The story of the Blue Hope diamond has been a source of fascination for centuries. Indeed, the intense blue stone (around the size and shape of a walnut) is today described as the most famous diamond in the world. Why? For its curse.
An eye for an eye
Legend has it that the diamond was plucked from the eye of a statue of the Hindu goddess, Sita, by the French merchant traveller Jean Baptiste Tavernier while travelling in India in the seventeenth century. A curse was placed upon the stone in revenge, bringing bad luck or death to all who touched it.
Nothing but superstition?
The curse has since been dismissed not only as superstition but as a story invented in the late nineteenth to early twentieth century to enhance the stone’s mystique (generating publicity) and newsworthiness (adding to its market value).

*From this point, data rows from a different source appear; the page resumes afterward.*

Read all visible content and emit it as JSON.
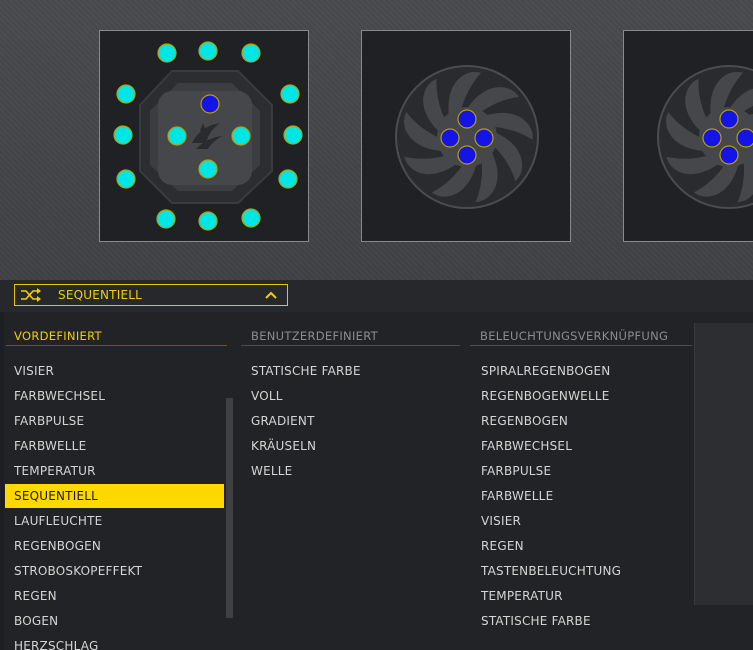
{
  "dropdown": {
    "selected": "SEQUENTIELL"
  },
  "columns": [
    {
      "header": "VORDEFINIERT",
      "active": true,
      "items": [
        "VISIER",
        "FARBWECHSEL",
        "FARBPULSE",
        "FARBWELLE",
        "TEMPERATUR",
        "SEQUENTIELL",
        "LAUFLEUCHTE",
        "REGENBOGEN",
        "STROBOSKOPEFFEKT",
        "REGEN",
        "BOGEN",
        "HERZSCHLAG"
      ],
      "selected_index": 5
    },
    {
      "header": "BENUTZERDEFINIERT",
      "active": false,
      "items": [
        "STATISCHE FARBE",
        "VOLL",
        "GRADIENT",
        "KRÄUSELN",
        "WELLE"
      ]
    },
    {
      "header": "BELEUCHTUNGSVERKNÜPFUNG",
      "active": false,
      "items": [
        "SPIRALREGENBOGEN",
        "REGENBOGENWELLE",
        "REGENBOGEN",
        "FARBWECHSEL",
        "FARBPULSE",
        "FARBWELLE",
        "VISIER",
        "REGEN",
        "TASTENBELEUCHTUNG",
        "TEMPERATUR",
        "STATISCHE FARBE"
      ]
    }
  ],
  "colors": {
    "accent": "#ffd800",
    "led_ring": "#00e5e5",
    "led_inner": "#1414e6",
    "header_inactive": "#8c8c8c"
  },
  "icons": {
    "mode": "shuffle-icon",
    "expand": "chevron-up-icon",
    "logo": "corsair-logo-icon"
  }
}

A number of newspaper articles have been pinpointed as helping to spread the rumour, including an entry in the New York Times (January 29, 1911) listing the names and gruesome fates of all those who had supposedly fallen victim to the curse. Among these were: Princess Marie Louise of Savoy, torn apart by a French mob; King Louis XVI and Marie Antoinette (guillotined); Simon Mencharides, the merchant who once sold the stone to the Turkish sultan, Sultan Hamid and was thrown from a precipice along with his wife and young child; the Russian Prince Ivan Kanitovski, killed by Russian revolutionists (and who shot his sweetheart, the Folies Bergère actress, Madmoiselle Ledue, whilst she was wearing the jewel on stage); and also Tavernier himself, said to have been torn to pieces by wild dogs in Constantinople.
Many of these claims have not withstood the test of time or scrutiny. Tavernier for example lived until the age of 84 and died of natural causes, and there is significant dispute over how he first came to acquire the stone (either by purchase or theft). A more recent report in The New York Times claimed: “any hard evidence linking it to tragedy has yet to be officially proven” (2006).

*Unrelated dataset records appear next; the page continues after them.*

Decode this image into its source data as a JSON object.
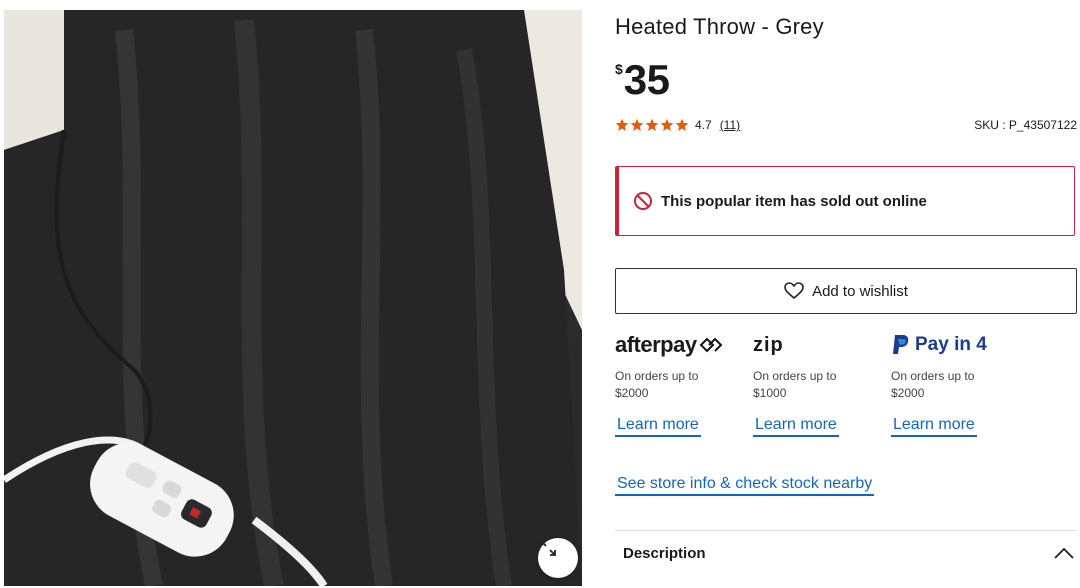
{
  "product": {
    "title": "Heated Throw - Grey",
    "currency": "$",
    "price": "35",
    "rating": "4.7",
    "review_count": "(11)",
    "sku": "SKU : P_43507122",
    "stars": 5
  },
  "alert": {
    "message": "This popular item has sold out online"
  },
  "wishlist": {
    "label": "Add to wishlist"
  },
  "payments": [
    {
      "brand": "afterpay",
      "desc_line1": "On orders up to",
      "desc_line2": "$2000",
      "link": "Learn more"
    },
    {
      "brand": "zip",
      "desc_line1": "On orders up to",
      "desc_line2": "$1000",
      "link": "Learn more"
    },
    {
      "brand": "Pay in 4",
      "desc_line1": "On orders up to",
      "desc_line2": "$2000",
      "link": "Learn more"
    }
  ],
  "store": {
    "link": "See store info & check stock nearby"
  },
  "accordion": {
    "label": "Description"
  },
  "colors": {
    "accent_link": "#1565c0",
    "alert": "#d01f3a",
    "star": "#e8590c"
  }
}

To stick to what we do know, the stone did indeed originate in India, from the Kollur mine in Golconda. When Tavernier first discovered it, it weighed around 112 carats and was a crude triangular shaped stone, which he described as a ‘beautiful violet’. Today the stone has been officially classified by the GIA as fancy dark greyish blue (rare), however a further test using a very sensitive colourimeter has shown that there is a very slight violent component to the deep blue colour that is imperceptible to the naked eye.
A turbulent journey
Tavernier transported the stone back to Paris where he sold it in 1668 to King Louis XVI, who had it recut by his court jeweller, Sieur Pitau, and suspended on a neck ribbon which he wore on ceremonial occasions. Today it is still sometimes referred to as Le Bijou du Roi (‘the King’s Jewel’) or Le bleu de France (‘the Blue of France’).

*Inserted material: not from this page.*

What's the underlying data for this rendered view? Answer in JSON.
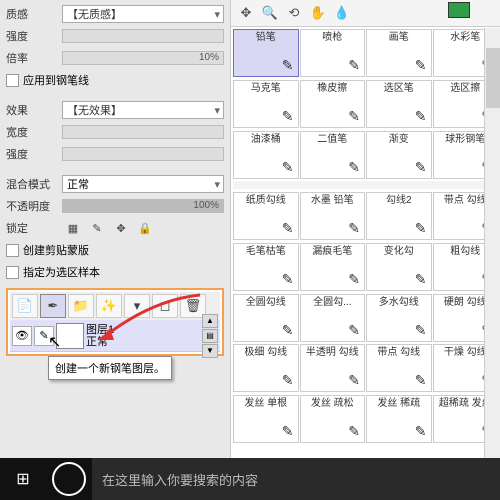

Since then the jewel has gone missing, resurfaced and changed hands many times. Several accounts suggest that it may even have been acquired by King George IV at one point before being sold off once again to pay his debts.
The final private owner
In 1909, the stone was bought by Pierre Cartier, who had it recut and set in a more modern style – a cushion antique brilliant diamond with a faceted girdle and extra facets on the pavilion (weighing in at 45 carats). This is how it remains today and was done to aid Cartier in the sale of the diamond to the American mining heiress and socialite, Mrs. Evalyn Walsh McLean, and her husband Edward. The plan worked and, despite a great deal of legal wrangling, the sale was eventually made in 1911 for $300,000 (though some accounts claim less was paid).
A condition of the sale stated that: “Should any fatality occur to the family of Edward B. McLean within six months, the said Hope diamond is agreed to be exchanged for jewelry of equal value,” after the young couple learnt about its past.
Following Mrs McLean’s death, the stone was purchased by Harry Winston Inc. of New York in 1949, as part of her entire jewellery collection. The stone was shown at exhibits and charitable occasions around the world until it was donated to the Smithsonian Institution in 1958.
The stone remains the Smithsonian’s premier attraction to this day, and is insured for $250 million. Thankfully, no ill fate has befallen either the institution or the jewel since it changed hands.